A. G. E. CROMWELL – Death in the Copse. Rodney Wayne #2. Wright & Brown, UK, hardcover, 1940.

   This is the second of just two private detective novels written by the almost entirely unknown A. G. E. Cromwell, the first adventure of Rodney Wayne being Murder in Flat 14 (Wright & Brown, 1939). The two books can be found on the Internet at varying prices, but as for the author himself, I have found only a single reference to him, that being an announcement for one of his books in a contemporaneous Australian newspaper. (If you can find more, please by all means, let me know.)

   Wayne eventually has a client in Death in the Copse, but at the beginning, he’s only on his way to a weekend stay at a good friend’s countryside mansion, a short train ride from London. The friend is Archie Crofts, a good-natured, self-made but very wealthy businessman. Besides the staff, there is a small groups of other friends also staying for the weekend, so when Archie is found shot to death at night in a small area of a forest, the number of suspects is also very limited. (The killer is seen running back to the house after the fatal shot is heard, so there is no talk of a passing tramp being responsible.)

   Wayne finds himself somewhat at odds with the local police inspector, at least at first, but when Wayne decides he won’t get anywhere by going head to head with him, he persuades himself to join forces with him. There is a lot of discussion of alibis between the two of them, including the strange behavior of one possible witness who has to have an alibi for another twisted out of him instead of his being up front and forward about it. We have probably read enough mysteries ourselves to know what that means, don’t we?
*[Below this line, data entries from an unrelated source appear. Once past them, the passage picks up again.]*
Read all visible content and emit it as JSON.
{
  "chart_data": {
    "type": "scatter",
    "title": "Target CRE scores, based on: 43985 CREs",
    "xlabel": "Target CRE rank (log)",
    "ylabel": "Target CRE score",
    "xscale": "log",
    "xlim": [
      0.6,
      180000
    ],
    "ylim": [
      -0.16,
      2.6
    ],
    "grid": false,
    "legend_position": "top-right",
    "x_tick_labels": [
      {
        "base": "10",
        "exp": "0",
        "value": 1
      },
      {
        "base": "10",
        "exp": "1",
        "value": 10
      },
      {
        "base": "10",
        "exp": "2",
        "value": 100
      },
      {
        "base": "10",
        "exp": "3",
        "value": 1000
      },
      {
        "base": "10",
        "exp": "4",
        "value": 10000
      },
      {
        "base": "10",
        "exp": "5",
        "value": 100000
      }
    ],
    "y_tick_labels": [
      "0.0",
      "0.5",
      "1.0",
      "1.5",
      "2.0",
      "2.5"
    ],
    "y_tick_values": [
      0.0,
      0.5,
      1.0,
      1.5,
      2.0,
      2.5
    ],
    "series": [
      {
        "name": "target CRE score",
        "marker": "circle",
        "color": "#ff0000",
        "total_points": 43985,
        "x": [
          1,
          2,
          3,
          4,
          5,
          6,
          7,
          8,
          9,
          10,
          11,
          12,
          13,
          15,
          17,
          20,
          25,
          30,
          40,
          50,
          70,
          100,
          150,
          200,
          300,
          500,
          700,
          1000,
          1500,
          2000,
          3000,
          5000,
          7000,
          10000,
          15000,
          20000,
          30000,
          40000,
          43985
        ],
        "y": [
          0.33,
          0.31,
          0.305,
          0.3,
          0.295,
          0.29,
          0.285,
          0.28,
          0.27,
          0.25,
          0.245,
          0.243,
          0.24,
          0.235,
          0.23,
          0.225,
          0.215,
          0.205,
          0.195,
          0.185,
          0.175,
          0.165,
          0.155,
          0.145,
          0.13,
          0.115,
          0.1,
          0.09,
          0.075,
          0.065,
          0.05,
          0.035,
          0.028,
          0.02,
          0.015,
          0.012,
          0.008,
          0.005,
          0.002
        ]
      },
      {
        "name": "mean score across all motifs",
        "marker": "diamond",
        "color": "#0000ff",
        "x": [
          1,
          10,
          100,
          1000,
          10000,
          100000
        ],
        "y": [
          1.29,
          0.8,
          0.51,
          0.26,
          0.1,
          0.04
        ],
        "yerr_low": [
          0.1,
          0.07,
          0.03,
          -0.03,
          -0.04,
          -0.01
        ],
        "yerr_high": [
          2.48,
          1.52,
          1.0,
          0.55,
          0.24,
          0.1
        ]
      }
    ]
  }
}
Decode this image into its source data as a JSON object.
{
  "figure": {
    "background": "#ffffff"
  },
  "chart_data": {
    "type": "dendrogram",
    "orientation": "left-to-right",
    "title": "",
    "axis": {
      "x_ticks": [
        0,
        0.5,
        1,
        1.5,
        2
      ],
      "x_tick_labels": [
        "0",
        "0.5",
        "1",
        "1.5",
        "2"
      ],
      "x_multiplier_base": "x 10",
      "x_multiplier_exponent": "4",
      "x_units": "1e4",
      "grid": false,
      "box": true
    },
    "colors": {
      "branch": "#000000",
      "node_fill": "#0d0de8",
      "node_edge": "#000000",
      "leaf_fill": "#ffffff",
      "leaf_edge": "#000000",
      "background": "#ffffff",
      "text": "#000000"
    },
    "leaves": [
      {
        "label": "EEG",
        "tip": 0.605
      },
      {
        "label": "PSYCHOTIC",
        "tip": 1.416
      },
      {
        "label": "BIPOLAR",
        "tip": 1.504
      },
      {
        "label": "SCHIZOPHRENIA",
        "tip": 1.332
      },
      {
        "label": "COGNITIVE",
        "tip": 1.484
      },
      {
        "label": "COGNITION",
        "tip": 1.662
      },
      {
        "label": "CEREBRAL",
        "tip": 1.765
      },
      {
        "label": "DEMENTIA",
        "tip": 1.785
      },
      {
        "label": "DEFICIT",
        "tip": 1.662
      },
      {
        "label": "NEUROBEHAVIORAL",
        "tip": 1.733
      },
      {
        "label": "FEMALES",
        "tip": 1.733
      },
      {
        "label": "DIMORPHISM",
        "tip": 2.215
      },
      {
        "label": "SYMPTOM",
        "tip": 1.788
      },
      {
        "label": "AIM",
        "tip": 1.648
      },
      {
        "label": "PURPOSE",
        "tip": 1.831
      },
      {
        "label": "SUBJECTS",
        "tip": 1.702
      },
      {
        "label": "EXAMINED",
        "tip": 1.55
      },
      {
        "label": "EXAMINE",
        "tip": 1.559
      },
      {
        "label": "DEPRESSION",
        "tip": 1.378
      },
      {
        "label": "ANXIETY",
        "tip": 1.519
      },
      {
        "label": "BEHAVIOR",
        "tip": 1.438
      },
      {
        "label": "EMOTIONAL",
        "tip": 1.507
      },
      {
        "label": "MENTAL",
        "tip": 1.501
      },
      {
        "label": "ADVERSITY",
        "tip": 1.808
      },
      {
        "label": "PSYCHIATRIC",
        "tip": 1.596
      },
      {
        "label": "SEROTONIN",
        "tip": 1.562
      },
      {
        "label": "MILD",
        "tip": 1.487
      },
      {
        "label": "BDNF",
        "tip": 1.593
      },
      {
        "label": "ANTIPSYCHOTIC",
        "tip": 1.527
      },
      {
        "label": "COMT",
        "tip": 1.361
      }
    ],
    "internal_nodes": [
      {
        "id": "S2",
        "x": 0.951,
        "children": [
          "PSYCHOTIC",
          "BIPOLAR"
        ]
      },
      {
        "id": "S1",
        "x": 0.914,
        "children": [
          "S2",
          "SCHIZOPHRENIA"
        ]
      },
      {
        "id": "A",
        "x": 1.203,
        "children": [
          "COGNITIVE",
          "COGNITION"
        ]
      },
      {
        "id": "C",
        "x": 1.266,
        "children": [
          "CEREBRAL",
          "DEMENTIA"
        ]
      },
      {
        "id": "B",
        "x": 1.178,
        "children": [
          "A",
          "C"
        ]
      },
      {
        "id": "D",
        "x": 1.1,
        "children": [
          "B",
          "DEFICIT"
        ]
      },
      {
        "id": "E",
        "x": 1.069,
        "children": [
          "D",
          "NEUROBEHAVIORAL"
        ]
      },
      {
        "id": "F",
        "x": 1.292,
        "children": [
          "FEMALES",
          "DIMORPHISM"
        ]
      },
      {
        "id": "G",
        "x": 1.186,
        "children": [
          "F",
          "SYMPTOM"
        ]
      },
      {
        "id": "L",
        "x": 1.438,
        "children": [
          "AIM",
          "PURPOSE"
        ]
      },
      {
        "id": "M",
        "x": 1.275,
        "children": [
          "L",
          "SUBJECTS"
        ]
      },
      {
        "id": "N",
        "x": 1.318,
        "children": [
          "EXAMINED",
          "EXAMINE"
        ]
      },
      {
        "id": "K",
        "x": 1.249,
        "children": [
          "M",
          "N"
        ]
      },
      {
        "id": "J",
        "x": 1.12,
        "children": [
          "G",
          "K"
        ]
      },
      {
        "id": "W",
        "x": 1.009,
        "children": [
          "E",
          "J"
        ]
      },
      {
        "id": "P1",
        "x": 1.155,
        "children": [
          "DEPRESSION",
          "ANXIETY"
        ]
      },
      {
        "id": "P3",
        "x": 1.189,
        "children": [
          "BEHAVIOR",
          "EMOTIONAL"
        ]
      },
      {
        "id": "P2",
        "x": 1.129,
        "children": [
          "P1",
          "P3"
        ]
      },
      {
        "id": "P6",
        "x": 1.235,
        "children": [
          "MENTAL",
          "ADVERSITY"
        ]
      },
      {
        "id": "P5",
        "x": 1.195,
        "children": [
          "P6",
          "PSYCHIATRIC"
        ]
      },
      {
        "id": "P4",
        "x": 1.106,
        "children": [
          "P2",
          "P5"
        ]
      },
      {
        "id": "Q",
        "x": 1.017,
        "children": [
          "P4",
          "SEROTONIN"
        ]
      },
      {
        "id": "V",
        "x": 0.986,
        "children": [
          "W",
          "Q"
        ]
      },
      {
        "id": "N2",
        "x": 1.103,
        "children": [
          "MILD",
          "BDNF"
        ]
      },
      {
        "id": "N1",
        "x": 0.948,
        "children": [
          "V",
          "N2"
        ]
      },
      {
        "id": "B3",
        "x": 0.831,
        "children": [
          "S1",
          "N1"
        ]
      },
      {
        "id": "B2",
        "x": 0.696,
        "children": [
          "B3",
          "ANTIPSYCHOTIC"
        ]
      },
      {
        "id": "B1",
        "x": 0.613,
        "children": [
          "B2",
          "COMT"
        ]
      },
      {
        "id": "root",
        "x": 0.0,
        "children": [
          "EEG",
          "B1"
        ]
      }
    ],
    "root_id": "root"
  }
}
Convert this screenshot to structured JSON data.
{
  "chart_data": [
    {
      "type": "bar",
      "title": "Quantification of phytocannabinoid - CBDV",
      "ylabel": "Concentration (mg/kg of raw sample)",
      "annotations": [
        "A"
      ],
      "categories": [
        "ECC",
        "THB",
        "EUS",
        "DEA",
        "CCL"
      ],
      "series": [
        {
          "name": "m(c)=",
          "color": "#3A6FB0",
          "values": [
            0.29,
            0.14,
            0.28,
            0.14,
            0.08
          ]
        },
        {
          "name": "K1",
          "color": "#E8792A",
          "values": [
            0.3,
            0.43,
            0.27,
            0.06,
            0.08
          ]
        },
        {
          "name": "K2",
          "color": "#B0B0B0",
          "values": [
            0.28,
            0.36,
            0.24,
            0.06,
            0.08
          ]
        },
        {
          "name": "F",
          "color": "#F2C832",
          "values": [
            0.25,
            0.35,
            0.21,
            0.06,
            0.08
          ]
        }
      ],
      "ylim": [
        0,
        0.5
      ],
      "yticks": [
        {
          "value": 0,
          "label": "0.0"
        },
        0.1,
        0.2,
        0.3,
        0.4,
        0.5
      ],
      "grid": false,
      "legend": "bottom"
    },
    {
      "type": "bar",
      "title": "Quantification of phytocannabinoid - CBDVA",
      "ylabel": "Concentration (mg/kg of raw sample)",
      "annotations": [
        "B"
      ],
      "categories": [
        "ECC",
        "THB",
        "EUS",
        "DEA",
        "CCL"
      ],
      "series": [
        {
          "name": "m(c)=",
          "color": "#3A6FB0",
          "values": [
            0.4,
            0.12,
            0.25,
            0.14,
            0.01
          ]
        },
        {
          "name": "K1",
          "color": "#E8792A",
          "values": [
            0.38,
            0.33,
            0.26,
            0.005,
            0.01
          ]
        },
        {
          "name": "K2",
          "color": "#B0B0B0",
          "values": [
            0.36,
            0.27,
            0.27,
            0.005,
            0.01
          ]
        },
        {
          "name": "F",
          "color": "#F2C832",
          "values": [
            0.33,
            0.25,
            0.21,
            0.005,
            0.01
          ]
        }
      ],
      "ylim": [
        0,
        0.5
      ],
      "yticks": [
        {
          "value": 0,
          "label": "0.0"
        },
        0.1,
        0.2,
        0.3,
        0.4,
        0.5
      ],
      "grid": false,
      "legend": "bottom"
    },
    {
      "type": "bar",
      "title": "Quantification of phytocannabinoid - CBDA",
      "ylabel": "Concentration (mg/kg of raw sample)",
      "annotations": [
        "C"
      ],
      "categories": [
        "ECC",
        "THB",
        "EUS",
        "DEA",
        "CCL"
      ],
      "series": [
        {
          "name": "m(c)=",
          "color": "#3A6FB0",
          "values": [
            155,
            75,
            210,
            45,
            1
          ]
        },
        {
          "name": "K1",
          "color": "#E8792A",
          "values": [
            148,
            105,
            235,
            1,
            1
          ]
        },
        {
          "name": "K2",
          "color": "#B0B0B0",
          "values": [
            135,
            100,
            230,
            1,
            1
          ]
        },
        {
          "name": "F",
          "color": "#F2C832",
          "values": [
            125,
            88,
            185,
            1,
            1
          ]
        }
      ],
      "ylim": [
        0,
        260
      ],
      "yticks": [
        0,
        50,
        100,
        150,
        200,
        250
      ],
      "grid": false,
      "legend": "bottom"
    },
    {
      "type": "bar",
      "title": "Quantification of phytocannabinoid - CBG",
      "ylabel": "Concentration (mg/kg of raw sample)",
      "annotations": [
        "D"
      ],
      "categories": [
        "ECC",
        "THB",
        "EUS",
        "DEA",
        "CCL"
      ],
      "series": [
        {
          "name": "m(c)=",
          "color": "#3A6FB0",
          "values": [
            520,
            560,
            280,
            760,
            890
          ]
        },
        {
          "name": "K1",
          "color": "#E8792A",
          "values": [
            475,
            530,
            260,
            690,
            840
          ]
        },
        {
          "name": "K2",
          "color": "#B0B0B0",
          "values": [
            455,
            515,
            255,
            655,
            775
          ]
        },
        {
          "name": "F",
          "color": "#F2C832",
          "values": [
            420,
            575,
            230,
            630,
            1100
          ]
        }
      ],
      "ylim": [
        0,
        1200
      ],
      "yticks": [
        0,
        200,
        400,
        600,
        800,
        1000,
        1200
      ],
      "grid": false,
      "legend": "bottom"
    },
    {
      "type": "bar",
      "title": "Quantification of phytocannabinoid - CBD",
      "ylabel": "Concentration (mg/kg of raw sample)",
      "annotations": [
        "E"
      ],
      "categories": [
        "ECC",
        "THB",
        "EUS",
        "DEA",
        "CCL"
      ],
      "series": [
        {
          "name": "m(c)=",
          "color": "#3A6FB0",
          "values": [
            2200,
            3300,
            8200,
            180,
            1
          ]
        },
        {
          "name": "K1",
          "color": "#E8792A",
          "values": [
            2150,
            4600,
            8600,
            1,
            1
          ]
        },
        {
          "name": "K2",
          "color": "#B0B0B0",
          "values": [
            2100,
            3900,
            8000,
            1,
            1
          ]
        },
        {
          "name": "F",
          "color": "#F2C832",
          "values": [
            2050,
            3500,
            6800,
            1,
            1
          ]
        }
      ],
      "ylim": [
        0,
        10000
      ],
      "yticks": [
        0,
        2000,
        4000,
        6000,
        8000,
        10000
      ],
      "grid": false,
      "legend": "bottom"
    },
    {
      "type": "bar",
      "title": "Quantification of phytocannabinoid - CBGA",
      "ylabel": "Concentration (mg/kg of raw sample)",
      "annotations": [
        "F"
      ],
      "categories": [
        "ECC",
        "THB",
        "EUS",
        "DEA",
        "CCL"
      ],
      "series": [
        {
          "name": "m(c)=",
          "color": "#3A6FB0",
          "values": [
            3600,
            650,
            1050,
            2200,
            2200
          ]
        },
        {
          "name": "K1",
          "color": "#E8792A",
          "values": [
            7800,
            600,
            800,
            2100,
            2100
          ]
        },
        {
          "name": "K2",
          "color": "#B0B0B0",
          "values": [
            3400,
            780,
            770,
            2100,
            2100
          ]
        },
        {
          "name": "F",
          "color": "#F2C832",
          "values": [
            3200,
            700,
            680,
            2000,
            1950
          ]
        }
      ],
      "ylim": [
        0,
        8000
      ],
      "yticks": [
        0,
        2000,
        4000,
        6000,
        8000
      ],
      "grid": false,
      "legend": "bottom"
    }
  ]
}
   Cromwell himself clearly had read enough works of detective himself to be able to produce a quite decent and very readable one on his own. Until the last chapter, that is, which is, to put it bluntly, a disappointment. Once you put the book down and you start asking yourself, in terms of the figuring out what really did happen, why does the final explanation almost completely contradict what we told was observed earlier?

   An interesting artifact of its day, but not one, I’d say, worth searching out for. (I’d send you mine, but unfortunately it has a page missing from the end of a chapter somewhere in the middle. By no means is it an essential one, but it *is* missing.)